An experimental tool for running SQL on EMR Serverless.
Written primarily to scratch an itch, this tool is not recommended for production use-cases.
Install and update using pip:
pip install -U emr-serverless-sql-cli
emrss
assumes you have a pre-existing EMR Serverless application, IAM job role, and S3 bucket where artifacts will be stored.

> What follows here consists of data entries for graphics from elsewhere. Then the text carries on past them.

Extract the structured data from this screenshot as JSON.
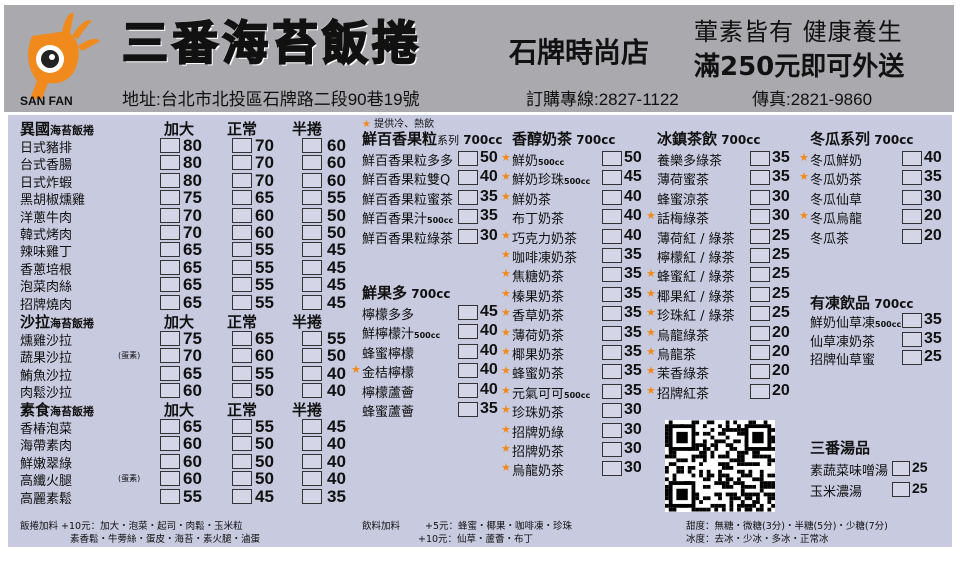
{
  "header": {
    "logo_text": "SAN FAN",
    "brand": "三番海苔飯捲",
    "branch": "石牌時尚店",
    "slogan1": "葷素皆有  健康養生",
    "slogan2": "滿250元即可外送",
    "address": "地址:台北市北投區石牌路二段90巷19號",
    "phone": "訂購專線:2827-1122",
    "fax": "傳真:2821-9860"
  },
  "colors": {
    "accent": "#f08a1c",
    "panel": "#c8cadf",
    "header": "#a9a9ae"
  },
  "rolls": {
    "size_labels": [
      "加大",
      "正常",
      "半捲"
    ],
    "sections": [
      {
        "title": "異國",
        "title_suffix": "海苔飯捲",
        "items": [
          {
            "name": "日式豬排",
            "prices": [
              "80",
              "70",
              "60"
            ]
          },
          {
            "name": "台式香腸",
            "prices": [
              "80",
              "70",
              "60"
            ]
          },
          {
            "name": "日式炸蝦",
            "prices": [
              "80",
              "70",
              "60"
            ]
          },
          {
            "name": "黑胡椒燻雞",
            "prices": [
              "75",
              "65",
              "55"
            ]
          },
          {
            "name": "洋蔥牛肉",
            "prices": [
              "70",
              "60",
              "50"
            ]
          },
          {
            "name": "韓式烤肉",
            "prices": [
              "70",
              "60",
              "50"
            ]
          },
          {
            "name": "辣味雞丁",
            "prices": [
              "65",
              "55",
              "45"
            ]
          },
          {
            "name": "香蔥培根",
            "prices": [
              "65",
              "55",
              "45"
            ]
          },
          {
            "name": "泡菜肉絲",
            "prices": [
              "65",
              "55",
              "45"
            ]
          },
          {
            "name": "招牌燒肉",
            "prices": [
              "65",
              "55",
              "45"
            ]
          }
        ]
      },
      {
        "title": "沙拉",
        "title_suffix": "海苔飯捲",
        "items": [
          {
            "name": "燻雞沙拉",
            "prices": [
              "75",
              "65",
              "55"
            ]
          },
          {
            "name": "蔬果沙拉",
            "note": "(蛋素)",
            "prices": [
              "70",
              "60",
              "50"
            ]
          },
          {
            "name": "鮪魚沙拉",
            "prices": [
              "65",
              "55",
              "40"
            ]
          },
          {
            "name": "肉鬆沙拉",
            "prices": [
              "60",
              "50",
              "40"
            ]
          }
        ]
      },
      {
        "title": "素食",
        "title_suffix": "海苔飯捲",
        "items": [
          {
            "name": "香椿泡菜",
            "prices": [
              "65",
              "55",
              "45"
            ]
          },
          {
            "name": "海帶素肉",
            "prices": [
              "60",
              "50",
              "40"
            ]
          },
          {
            "name": "鮮嫩翠綠",
            "prices": [
              "60",
              "50",
              "40"
            ]
          },
          {
            "name": "高纖火腿",
            "note": "(蛋素)",
            "prices": [
              "60",
              "50",
              "40"
            ]
          },
          {
            "name": "高麗素鬆",
            "prices": [
              "55",
              "45",
              "35"
            ]
          }
        ]
      }
    ]
  },
  "drinks": {
    "legend": "提供冷、熱飲",
    "groups": [
      {
        "title": "鮮百香果粒",
        "title_small": "系列",
        "size": "700cc",
        "items": [
          {
            "name": "鮮百香果粒多多",
            "price": "50"
          },
          {
            "name": "鮮百香果粒雙Q",
            "price": "40"
          },
          {
            "name": "鮮百香果粒蜜茶",
            "price": "35"
          },
          {
            "name": "鮮百香果汁",
            "note": "500cc",
            "price": "35"
          },
          {
            "name": "鮮百香果粒綠茶",
            "price": "30"
          }
        ]
      },
      {
        "title": "鮮果多",
        "size": "700cc",
        "items": [
          {
            "name": "檸檬多多",
            "price": "45"
          },
          {
            "name": "鮮檸檬汁",
            "note": "500cc",
            "price": "40"
          },
          {
            "name": "蜂蜜檸檬",
            "price": "40"
          },
          {
            "name": "金桔檸檬",
            "price": "40",
            "star": true
          },
          {
            "name": "檸檬蘆薈",
            "price": "40"
          },
          {
            "name": "蜂蜜蘆薈",
            "price": "35"
          }
        ]
      },
      {
        "title": "香醇奶茶",
        "size": "700cc",
        "items": [
          {
            "name": "鮮奶",
            "note": "500cc",
            "price": "50",
            "star": true
          },
          {
            "name": "鮮奶珍珠",
            "note": "500cc",
            "price": "45",
            "star": true
          },
          {
            "name": "鮮奶茶",
            "price": "40",
            "star": true
          },
          {
            "name": "布丁奶茶",
            "price": "40"
          },
          {
            "name": "巧克力奶茶",
            "price": "40",
            "star": true
          },
          {
            "name": "咖啡凍奶茶",
            "price": "35",
            "star": true
          },
          {
            "name": "焦糖奶茶",
            "price": "35",
            "star": true
          },
          {
            "name": "榛果奶茶",
            "price": "35",
            "star": true
          },
          {
            "name": "香草奶茶",
            "price": "35",
            "star": true
          },
          {
            "name": "薄荷奶茶",
            "price": "35",
            "star": true
          },
          {
            "name": "椰果奶茶",
            "price": "35",
            "star": true
          },
          {
            "name": "蜂蜜奶茶",
            "price": "35",
            "star": true
          },
          {
            "name": "元氣可可",
            "note": "500cc",
            "price": "35",
            "star": true
          },
          {
            "name": "珍珠奶茶",
            "price": "30",
            "star": true
          },
          {
            "name": "招牌奶綠",
            "price": "30",
            "star": true
          },
          {
            "name": "招牌奶茶",
            "price": "30",
            "star": true
          },
          {
            "name": "烏龍奶茶",
            "price": "30",
            "star": true
          }
        ]
      },
      {
        "title": "冰鎮茶飲",
        "size": "700cc",
        "items": [
          {
            "name": "養樂多綠茶",
            "price": "35"
          },
          {
            "name": "薄荷蜜茶",
            "price": "35"
          },
          {
            "name": "蜂蜜涼茶",
            "price": "30"
          },
          {
            "name": "話梅綠茶",
            "price": "30",
            "star": true
          },
          {
            "name": "薄荷紅 / 綠茶",
            "price": "25"
          },
          {
            "name": "檸檬紅 / 綠茶",
            "price": "25"
          },
          {
            "name": "蜂蜜紅 / 綠茶",
            "price": "25",
            "star": true
          },
          {
            "name": "椰果紅 / 綠茶",
            "price": "25",
            "star": true
          },
          {
            "name": "珍珠紅 / 綠茶",
            "price": "25",
            "star": true
          },
          {
            "name": "烏龍綠茶",
            "price": "20",
            "star": true
          },
          {
            "name": "烏龍茶",
            "price": "20",
            "star": true
          },
          {
            "name": "茉香綠茶",
            "price": "20",
            "star": true
          },
          {
            "name": "招牌紅茶",
            "price": "20",
            "star": true
          }
        ]
      },
      {
        "title": "冬瓜系列",
        "size": "700cc",
        "items": [
          {
            "name": "冬瓜鮮奶",
            "price": "40",
            "star": true
          },
          {
            "name": "冬瓜奶茶",
            "price": "35",
            "star": true
          },
          {
            "name": "冬瓜仙草",
            "price": "30"
          },
          {
            "name": "冬瓜烏龍",
            "price": "20",
            "star": true
          },
          {
            "name": "冬瓜茶",
            "price": "20"
          }
        ]
      },
      {
        "title": "有凍飲品",
        "size": "700cc",
        "items": [
          {
            "name": "鮮奶仙草凍",
            "note": "500cc",
            "price": "35"
          },
          {
            "name": "仙草凍奶茶",
            "price": "35"
          },
          {
            "name": "招牌仙草蜜",
            "price": "25"
          }
        ]
      },
      {
        "title": "三番湯品",
        "size": "",
        "items": [
          {
            "name": "素蔬菜味噌湯",
            "price": "25"
          },
          {
            "name": "玉米濃湯",
            "price": "25"
          }
        ]
      }
    ]
  },
  "footer": {
    "roll_addons_1": "飯捲加料 +10元：加大・泡菜・起司・肉鬆・玉米粒",
    "roll_addons_2": "素香鬆・牛蒡絲・蛋皮・海苔・素火腿・滷蛋",
    "drink_addons_label": "飲料加料",
    "drink_addons_1": "+5元：蜂蜜・椰果・咖啡凍・珍珠",
    "drink_addons_2": "+10元：仙草・蘆薈・布丁",
    "sweetness": "甜度：無糖・微糖(3分)・半糖(5分)・少糖(7分)",
    "ice": "冰度：去冰・少冰・多冰・正常冰"
  }
}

You can run simple commands by providing a query string.
emrss \
--application-id $APPLICATION_ID \
--job-role-arn $JOB_ROLE_ARN \
--s3-bucket $S3_BUCKET \
"show tables"
Or you can also provide a SQL file using the -f
parameter.
emrss \
--application-id $APPLICATION_ID \
--job-role-arn $JOB_ROLE_ARN \
--s3-bucket $S3_BUCKET \
-f script.sql
And just for fun, you can also run a PySpark notebook through. 😮
emrss \
--application-id $APPLICATION_ID \
--job-role-arn $JOB_ROLE_ARN \
--s3-bucket $S3_BUCKET \
-f notebook.ipynb
If you don't have a default region set in your config or environment, you can use the --region
parameter:
emrss \
--application-id $APPLICATION_ID \
--job-role-arn $JOB_ROLE_ARN \
--s3-bucket $S3_BUCKET \
--region $REGION \
"show tables"